Tools and techniques for effective prompt engineering
- Dyno IDE and Wale IDE: These tools enable testing and controlling the results of queries through the OpenAI API, as well as using small datasets to incorporate variables in a loop of queries. Using these IDEs, you can generate multiple responses with different settings, such as temperature and response length. By comparing and analyzing the results, you can choose the most suitable answer. These environments are useful for testing and fine-tuning optimal prompts.
- Built-in OpenAI Playground: The OpenAI Playground provides the ability to customize queries and use additional features to achieve consistent results.
- DocsGPT: A model based on OpenAI, DocsGPT allows you to use files as context for generating responses. DocsGPT can answer questions using information from the uploaded files. It is a convenient tool for building reference chatbots based on LLM.
- Additionally, there is a browser extension that allows ChatGPT to fetch data from the internet. The free version of ChatGPT still relies on knowledge through September 2021. This limitation has been lifted in the paid versions of popular chatbots. With the help of this extension, ChatGPT can access search engines and provide answers based on information obtained from the internet.
Using tools helps you test and tweak your prompts to find the best options and obtain the results you want.
Useful resources for learning Prompt engineering
— There are already many additional resources that you can use to learn more about Prompt engineering and apply it in practice:
1. HRGPT and Prompt engineering courses can be found on the LinkedIn Learning platform.
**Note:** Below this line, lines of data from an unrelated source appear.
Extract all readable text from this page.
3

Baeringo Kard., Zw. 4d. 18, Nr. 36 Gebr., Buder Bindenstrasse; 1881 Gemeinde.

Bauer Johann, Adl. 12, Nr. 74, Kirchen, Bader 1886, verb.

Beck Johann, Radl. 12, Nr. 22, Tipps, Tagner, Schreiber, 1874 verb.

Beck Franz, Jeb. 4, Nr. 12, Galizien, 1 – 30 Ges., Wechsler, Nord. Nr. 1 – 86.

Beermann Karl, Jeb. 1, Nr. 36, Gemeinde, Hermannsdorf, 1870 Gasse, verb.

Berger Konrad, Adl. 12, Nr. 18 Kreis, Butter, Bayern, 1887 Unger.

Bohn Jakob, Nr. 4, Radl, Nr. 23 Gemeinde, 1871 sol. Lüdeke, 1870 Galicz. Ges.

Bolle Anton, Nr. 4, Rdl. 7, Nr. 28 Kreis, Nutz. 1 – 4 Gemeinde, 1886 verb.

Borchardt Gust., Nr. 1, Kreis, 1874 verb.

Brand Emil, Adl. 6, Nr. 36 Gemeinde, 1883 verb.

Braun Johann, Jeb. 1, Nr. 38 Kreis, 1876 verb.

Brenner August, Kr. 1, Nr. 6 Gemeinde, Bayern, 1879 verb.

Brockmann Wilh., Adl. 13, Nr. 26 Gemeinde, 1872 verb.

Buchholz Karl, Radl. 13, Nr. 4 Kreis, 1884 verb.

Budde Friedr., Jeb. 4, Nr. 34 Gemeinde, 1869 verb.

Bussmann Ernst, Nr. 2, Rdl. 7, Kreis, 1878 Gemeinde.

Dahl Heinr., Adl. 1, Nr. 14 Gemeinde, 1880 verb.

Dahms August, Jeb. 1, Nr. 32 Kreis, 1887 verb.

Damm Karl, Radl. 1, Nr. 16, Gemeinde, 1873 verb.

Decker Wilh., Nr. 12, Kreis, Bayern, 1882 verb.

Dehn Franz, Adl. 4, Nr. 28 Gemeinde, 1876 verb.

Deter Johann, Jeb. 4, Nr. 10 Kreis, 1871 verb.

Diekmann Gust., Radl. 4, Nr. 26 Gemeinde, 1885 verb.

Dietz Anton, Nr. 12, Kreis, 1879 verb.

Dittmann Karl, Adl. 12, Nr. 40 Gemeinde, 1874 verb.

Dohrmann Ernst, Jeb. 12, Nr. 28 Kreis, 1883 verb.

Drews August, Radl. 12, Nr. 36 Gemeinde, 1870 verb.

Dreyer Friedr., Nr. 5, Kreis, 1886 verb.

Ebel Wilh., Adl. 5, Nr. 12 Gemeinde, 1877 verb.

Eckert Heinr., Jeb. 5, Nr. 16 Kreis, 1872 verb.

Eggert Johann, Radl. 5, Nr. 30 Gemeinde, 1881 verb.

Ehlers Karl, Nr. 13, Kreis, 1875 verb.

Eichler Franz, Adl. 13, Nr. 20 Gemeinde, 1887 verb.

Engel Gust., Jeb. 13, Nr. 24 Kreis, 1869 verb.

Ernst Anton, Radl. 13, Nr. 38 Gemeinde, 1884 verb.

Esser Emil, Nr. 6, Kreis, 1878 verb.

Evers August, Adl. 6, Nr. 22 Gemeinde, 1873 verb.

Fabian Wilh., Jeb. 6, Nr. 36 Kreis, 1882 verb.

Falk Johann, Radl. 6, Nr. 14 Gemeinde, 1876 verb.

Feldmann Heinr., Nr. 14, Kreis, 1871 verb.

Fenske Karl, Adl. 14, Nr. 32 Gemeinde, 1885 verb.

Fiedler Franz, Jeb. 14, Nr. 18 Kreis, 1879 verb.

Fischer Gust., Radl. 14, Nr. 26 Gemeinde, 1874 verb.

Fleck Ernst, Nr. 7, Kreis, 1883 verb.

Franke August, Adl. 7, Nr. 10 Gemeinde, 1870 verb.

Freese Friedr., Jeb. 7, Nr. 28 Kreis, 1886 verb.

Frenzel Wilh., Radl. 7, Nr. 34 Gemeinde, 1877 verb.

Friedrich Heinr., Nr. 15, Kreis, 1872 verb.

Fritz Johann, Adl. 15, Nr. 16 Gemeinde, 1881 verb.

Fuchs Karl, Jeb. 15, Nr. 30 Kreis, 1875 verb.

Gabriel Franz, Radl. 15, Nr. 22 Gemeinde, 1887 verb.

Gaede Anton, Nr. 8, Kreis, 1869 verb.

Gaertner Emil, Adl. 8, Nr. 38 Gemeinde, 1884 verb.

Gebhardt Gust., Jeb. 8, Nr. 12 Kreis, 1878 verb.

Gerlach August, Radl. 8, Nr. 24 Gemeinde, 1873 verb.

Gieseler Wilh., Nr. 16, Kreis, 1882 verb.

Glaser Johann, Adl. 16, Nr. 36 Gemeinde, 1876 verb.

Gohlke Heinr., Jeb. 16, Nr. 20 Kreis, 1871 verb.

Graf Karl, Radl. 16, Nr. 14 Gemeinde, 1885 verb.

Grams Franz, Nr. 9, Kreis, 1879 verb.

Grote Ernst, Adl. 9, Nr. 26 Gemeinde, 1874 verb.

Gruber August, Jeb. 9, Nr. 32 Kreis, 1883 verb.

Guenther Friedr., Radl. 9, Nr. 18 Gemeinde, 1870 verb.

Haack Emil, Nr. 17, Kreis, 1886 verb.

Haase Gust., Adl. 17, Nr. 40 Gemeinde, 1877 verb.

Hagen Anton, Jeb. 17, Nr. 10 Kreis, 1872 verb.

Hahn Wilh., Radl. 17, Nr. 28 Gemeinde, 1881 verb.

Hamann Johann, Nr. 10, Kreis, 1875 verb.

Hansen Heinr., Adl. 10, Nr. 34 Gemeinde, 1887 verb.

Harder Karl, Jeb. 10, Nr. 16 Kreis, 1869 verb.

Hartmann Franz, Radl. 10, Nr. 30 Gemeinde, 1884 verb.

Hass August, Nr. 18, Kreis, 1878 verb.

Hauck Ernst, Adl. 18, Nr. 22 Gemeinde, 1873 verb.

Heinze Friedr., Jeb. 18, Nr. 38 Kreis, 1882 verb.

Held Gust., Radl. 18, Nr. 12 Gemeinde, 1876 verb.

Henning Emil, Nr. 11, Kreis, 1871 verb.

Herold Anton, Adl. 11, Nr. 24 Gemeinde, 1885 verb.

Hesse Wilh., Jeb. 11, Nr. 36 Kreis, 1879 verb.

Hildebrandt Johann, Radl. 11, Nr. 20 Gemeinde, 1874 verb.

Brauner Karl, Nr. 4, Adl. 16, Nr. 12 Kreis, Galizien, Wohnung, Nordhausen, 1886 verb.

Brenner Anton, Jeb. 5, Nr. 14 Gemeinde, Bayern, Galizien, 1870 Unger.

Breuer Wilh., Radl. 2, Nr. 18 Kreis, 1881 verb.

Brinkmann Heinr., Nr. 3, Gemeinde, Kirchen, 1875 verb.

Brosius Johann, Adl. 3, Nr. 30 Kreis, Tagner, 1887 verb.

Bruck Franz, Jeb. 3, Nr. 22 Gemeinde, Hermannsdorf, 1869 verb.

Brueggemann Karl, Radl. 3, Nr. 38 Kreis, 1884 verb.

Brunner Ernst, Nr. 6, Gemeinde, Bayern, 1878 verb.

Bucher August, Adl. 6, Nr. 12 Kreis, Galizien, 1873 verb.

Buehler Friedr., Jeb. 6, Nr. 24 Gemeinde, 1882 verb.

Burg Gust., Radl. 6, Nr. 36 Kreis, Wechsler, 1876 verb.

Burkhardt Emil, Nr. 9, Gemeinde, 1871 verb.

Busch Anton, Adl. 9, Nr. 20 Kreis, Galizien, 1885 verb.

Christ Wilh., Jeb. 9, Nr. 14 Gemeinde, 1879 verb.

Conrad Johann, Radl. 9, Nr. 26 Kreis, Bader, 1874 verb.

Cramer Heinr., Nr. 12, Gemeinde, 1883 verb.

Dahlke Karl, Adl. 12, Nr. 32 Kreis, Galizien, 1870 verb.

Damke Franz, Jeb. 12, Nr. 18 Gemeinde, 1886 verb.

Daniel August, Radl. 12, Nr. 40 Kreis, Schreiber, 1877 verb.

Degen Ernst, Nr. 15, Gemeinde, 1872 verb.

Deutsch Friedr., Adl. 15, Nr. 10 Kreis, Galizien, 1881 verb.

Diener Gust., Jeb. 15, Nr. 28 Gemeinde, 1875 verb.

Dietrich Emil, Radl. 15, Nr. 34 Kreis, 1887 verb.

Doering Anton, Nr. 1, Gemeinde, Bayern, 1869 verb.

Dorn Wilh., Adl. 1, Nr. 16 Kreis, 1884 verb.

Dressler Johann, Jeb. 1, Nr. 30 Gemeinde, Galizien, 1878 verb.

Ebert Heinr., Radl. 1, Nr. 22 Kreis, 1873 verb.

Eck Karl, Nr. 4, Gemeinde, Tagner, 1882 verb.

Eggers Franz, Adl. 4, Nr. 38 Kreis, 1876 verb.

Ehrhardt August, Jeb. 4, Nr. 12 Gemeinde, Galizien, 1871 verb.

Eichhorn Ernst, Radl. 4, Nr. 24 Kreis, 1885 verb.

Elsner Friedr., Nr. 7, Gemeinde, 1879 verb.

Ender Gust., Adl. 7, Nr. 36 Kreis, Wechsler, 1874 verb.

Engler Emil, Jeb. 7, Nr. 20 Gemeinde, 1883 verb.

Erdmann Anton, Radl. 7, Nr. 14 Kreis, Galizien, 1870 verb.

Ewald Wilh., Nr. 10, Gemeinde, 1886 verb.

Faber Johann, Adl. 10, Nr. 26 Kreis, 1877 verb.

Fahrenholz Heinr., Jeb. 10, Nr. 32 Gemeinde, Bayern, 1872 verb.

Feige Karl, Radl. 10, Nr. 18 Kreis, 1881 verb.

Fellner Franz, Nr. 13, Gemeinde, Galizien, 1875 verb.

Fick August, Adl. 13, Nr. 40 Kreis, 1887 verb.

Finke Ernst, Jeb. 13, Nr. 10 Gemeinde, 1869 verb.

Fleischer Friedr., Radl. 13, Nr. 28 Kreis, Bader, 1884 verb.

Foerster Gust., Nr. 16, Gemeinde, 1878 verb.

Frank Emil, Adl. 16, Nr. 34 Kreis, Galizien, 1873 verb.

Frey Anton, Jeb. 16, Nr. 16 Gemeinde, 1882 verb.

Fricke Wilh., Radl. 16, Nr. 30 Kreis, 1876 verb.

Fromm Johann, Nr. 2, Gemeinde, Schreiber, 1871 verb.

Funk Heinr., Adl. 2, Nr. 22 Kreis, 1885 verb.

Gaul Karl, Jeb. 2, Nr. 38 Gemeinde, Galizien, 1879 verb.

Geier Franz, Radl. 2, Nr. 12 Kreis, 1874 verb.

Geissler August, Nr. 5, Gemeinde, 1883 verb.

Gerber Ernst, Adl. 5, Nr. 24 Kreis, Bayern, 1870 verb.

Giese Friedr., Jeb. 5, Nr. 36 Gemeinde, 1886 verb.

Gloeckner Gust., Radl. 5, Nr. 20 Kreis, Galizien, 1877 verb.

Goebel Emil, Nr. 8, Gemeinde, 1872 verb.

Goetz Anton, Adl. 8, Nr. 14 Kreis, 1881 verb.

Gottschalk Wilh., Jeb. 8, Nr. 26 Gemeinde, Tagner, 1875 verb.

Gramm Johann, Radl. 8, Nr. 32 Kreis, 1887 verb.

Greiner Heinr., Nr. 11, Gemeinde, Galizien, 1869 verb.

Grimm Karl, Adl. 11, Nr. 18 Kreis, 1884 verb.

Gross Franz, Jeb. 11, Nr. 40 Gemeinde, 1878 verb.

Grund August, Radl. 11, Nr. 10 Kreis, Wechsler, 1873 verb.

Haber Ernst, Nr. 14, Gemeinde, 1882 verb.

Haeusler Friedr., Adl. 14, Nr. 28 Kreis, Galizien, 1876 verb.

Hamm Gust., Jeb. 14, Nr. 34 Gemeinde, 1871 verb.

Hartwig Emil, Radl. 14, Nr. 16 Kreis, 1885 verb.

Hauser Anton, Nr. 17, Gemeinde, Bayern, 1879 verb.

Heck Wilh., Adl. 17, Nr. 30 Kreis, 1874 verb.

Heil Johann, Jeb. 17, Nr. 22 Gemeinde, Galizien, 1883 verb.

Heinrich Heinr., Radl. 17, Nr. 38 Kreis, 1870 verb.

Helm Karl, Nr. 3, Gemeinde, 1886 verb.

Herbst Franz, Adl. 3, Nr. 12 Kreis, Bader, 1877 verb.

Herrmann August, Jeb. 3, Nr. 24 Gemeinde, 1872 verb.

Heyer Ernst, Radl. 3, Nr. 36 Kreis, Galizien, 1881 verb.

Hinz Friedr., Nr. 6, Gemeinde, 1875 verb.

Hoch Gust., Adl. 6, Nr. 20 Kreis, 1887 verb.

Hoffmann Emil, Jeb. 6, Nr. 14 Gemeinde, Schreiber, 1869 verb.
They provide a professional and more in-depth explanation of these concepts. Examples include:
2. The Learn Prompting resource provides useful resources for learning more about the prompting process.
3. Various IDEs (Integrated Development Environments) offer rich features and are constantly being updated, providing useful context and tools for the efficient creation of prompts. They also integrate with various programming languages and frameworks to solve specific problems.